The Psalms uses these two approaches throughout. Many Psalms praise the goodness of the Lord and his attributes, whilst others cry out to Him in anguish of the writer’s sin.

Psalm 45 focuses solely on God’s goodness.


Psalm 45:2-3 “Everyday I will bless You and I will praise Your name forever and ever. Great is the Lord, and greatly to be praised; and His greatness is unsearchable.”

Psalm 118 too focuses upon God’s goodness:

Psalm 118:1 “Oh give thanks to the Lord, for He is good! For His mercy endures forever.”

Nothing is greater than God and we must seek Him on this basis and acknowledge His glory and mercy.

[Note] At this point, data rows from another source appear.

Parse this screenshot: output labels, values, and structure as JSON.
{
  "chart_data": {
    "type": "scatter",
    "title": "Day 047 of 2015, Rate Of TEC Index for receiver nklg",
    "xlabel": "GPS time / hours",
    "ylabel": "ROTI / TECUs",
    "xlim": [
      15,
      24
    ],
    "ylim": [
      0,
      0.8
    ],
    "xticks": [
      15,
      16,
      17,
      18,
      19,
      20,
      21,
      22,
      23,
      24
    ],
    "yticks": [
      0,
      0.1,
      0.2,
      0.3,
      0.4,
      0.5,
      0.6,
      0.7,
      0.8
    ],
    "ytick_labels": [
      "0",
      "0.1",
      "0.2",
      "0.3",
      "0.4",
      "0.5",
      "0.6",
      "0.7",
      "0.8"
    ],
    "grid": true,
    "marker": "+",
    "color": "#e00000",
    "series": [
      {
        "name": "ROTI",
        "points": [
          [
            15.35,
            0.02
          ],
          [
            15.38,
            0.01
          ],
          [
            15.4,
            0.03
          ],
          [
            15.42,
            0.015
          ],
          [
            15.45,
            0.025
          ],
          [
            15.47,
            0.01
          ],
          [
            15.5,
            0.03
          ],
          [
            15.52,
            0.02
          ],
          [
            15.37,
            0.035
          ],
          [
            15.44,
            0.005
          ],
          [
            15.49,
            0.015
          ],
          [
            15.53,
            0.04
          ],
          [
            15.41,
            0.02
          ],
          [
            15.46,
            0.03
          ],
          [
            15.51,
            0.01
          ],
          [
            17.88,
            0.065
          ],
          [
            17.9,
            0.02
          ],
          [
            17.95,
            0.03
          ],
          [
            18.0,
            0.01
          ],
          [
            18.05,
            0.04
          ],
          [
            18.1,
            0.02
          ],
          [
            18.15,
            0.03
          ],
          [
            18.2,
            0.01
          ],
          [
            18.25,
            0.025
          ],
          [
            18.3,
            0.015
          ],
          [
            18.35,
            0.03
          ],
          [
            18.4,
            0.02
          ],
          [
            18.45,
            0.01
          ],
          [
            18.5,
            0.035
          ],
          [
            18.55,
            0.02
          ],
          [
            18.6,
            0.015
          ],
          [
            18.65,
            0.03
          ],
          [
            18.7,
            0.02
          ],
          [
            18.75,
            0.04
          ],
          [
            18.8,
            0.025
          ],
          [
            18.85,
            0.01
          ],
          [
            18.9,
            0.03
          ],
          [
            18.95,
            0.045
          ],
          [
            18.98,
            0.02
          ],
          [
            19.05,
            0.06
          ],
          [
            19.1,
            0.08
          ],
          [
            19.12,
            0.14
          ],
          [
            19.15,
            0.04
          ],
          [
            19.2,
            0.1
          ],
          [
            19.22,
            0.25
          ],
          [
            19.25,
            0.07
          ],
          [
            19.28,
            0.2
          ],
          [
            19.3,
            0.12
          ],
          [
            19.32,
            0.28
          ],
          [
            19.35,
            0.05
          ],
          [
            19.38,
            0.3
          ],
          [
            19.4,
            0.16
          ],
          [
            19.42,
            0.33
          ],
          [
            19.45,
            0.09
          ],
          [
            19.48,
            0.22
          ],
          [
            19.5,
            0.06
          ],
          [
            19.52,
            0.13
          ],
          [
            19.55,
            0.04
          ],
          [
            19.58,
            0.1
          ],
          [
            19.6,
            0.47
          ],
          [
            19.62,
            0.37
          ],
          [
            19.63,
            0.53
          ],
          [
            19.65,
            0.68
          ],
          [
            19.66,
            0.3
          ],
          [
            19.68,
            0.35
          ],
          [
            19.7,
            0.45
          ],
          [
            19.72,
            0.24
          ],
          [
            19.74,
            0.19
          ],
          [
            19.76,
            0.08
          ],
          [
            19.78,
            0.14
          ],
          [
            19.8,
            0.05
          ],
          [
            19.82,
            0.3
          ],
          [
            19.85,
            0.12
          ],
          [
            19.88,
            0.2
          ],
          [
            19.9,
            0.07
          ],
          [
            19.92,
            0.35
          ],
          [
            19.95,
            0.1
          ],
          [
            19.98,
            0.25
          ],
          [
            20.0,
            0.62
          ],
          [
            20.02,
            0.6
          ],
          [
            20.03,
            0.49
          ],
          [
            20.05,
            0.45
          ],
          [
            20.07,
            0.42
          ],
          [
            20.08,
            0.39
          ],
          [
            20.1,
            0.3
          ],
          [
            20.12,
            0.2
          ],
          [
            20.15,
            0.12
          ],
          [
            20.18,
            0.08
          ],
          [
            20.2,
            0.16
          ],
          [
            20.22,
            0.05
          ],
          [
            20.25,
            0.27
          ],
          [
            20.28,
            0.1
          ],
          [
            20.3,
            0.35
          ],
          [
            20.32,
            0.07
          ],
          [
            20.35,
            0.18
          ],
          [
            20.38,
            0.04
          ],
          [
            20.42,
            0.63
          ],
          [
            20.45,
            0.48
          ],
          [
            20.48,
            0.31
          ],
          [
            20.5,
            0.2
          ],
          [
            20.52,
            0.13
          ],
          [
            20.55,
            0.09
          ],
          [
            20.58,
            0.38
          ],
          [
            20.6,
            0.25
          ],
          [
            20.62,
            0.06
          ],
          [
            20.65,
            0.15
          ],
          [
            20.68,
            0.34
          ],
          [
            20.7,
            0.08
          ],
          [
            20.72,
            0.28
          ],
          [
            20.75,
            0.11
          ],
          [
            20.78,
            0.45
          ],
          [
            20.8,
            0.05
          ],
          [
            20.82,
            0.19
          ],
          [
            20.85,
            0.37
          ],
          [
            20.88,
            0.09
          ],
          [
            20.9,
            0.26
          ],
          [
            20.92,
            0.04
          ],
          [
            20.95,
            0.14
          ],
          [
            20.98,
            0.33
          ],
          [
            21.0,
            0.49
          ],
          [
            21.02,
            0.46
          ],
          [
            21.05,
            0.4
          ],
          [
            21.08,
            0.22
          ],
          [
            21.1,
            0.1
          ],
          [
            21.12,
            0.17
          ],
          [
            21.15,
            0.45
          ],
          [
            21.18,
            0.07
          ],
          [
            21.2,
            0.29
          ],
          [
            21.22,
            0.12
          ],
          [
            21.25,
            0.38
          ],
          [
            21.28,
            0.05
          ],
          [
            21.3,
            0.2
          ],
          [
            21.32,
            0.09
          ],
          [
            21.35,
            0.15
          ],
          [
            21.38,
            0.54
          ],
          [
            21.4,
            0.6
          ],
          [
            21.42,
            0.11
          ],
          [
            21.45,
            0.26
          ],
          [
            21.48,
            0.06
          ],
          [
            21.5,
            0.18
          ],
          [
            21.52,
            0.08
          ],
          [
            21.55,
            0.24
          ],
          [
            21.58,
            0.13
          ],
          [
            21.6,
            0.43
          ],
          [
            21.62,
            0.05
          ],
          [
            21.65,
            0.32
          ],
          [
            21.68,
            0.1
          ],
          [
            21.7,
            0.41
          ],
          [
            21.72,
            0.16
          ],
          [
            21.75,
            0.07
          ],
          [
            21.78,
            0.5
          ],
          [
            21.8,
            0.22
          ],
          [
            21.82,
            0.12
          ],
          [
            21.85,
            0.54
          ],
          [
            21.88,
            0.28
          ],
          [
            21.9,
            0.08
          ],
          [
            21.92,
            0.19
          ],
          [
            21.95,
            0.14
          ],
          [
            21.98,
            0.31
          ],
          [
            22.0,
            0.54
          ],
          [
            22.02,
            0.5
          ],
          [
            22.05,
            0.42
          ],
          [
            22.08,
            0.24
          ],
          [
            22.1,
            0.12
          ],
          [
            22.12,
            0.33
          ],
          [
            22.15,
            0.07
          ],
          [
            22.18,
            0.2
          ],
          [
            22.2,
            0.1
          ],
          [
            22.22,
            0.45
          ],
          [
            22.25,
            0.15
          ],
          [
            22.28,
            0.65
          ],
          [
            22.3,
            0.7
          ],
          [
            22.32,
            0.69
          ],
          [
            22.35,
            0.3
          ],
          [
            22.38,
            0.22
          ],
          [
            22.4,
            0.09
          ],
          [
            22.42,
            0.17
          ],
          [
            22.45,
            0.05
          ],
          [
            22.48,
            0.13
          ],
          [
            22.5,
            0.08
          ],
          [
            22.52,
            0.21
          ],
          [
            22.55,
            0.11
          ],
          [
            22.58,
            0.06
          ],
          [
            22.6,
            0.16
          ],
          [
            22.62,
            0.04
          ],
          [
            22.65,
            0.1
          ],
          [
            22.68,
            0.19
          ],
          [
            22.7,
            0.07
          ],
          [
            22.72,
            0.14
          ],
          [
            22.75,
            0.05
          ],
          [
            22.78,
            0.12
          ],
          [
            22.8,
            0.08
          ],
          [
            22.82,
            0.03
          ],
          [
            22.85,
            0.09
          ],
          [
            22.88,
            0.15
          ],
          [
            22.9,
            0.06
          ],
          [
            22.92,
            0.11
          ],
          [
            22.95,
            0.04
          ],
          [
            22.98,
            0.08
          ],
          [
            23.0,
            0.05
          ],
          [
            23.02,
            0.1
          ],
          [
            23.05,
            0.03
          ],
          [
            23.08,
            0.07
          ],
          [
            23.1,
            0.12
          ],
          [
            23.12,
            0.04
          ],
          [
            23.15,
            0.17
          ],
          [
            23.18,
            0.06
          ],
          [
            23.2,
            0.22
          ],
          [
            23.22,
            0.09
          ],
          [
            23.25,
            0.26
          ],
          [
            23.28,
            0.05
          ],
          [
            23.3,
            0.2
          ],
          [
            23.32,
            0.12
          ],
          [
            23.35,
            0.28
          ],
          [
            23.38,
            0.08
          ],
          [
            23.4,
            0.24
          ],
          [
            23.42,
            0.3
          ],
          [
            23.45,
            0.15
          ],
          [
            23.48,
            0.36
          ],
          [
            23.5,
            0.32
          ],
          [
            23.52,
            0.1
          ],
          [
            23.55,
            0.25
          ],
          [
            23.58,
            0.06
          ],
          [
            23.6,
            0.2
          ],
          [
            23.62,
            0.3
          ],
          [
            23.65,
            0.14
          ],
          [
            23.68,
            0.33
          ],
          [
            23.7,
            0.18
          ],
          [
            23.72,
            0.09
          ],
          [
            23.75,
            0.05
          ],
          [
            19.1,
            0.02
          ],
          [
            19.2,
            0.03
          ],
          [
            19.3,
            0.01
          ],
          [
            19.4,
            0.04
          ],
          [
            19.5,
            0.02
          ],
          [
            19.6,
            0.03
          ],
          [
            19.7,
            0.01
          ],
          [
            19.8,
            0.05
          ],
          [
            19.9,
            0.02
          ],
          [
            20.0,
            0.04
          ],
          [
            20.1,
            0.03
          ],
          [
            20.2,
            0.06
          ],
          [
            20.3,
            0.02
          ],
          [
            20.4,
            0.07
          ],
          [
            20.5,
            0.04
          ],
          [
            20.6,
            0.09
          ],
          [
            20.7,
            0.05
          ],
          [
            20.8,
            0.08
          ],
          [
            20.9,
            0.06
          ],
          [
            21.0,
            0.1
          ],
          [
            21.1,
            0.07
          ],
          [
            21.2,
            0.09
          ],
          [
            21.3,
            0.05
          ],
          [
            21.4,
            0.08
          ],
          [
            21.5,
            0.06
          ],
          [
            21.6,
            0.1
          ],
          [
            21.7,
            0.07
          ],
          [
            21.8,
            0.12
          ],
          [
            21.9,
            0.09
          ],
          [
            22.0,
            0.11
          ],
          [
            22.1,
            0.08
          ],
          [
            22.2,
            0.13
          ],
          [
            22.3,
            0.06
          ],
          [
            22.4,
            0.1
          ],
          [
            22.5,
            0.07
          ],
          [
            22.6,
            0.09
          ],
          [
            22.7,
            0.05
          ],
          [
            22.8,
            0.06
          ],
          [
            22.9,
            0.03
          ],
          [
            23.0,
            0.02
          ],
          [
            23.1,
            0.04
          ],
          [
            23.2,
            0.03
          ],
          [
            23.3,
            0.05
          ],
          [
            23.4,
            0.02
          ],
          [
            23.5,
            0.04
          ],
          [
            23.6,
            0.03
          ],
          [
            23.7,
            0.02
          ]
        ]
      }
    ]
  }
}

In Psalm 51 we can see the other approach we may take to God, the approach based upon His mercy and our sin and failure. Psalm 51 is a solemn prayer of repentance, which focuses on the writer’s sin in contrast to God’s mercy.

Psalm 51:1-2 “Have mercy on me, O God, according to Your loving kindness; according to the multitude of Your tender mercies, blot out my transgressions. Wash me thoroughly from my iniquity and cleanse me from my sin. For I acknowledge my transgressions and my sin is always before me.”

In Daniel 9, Daniel prays to God for repentance. He pleads with God and acknowledges the shortcomings of the undeserving people.

Daniel 9:4 “O Lord great and awesome God, who keeps His covenant and mercy with those who love Him and with those who keep His commandments.”

In Daniel 9:16 Daniel cries out, “…O Lord according to all your righteousness, I pray, let Your anger and Your fury be turned away from Your city Jerusalem, Your holy mountain; because for our sins, and for the iniquities of out fathers, Jerusalem and Your people are a reproach to all those around us.”

In 1 Maccabees 13:45-46, the apocryphal book, when Simon, Israel’s high priest at that time, has brought his great army to retake the city of Gazara (Gaza), those within the city cry out to them “Do not treat us according to our wicked acts, but according to your mercy!”

This is how we should approach God. Not on our terms but on His, not according to our wicked acts, but according to His mercy.

The two approaches can even be seen in the themes of different books in the Bible. For example the book of Song of Solomon focuses on our relationship with God from our point of view. It focuses on the love of God and the intimacy that we can have with Him through Christ. In comparison the book of Hosea focuses on our relationship with God through the point of view of Him and our sin. It focuses on how we have rejected and continue to reject Him, yet still He is able to forgive us and love us.

There are two ways to approach God; either based on His goodness or based on our wickedness. But, there is one thing that is always necessary when we approach God and that is to be humble before Him. For God resists the proud but gives grace to the humble (Proverbs 3:34).

We must come before Almighty God humbled by His goodness, humbled by our sin and wickedness in comparison to His perfection, and humbled by God’s mercy toward us through the sacrifice of His Son Jesus Christ upon the cross.

Acts 16:31 “Believe on the Lord Jesus Christ and you will be saved.”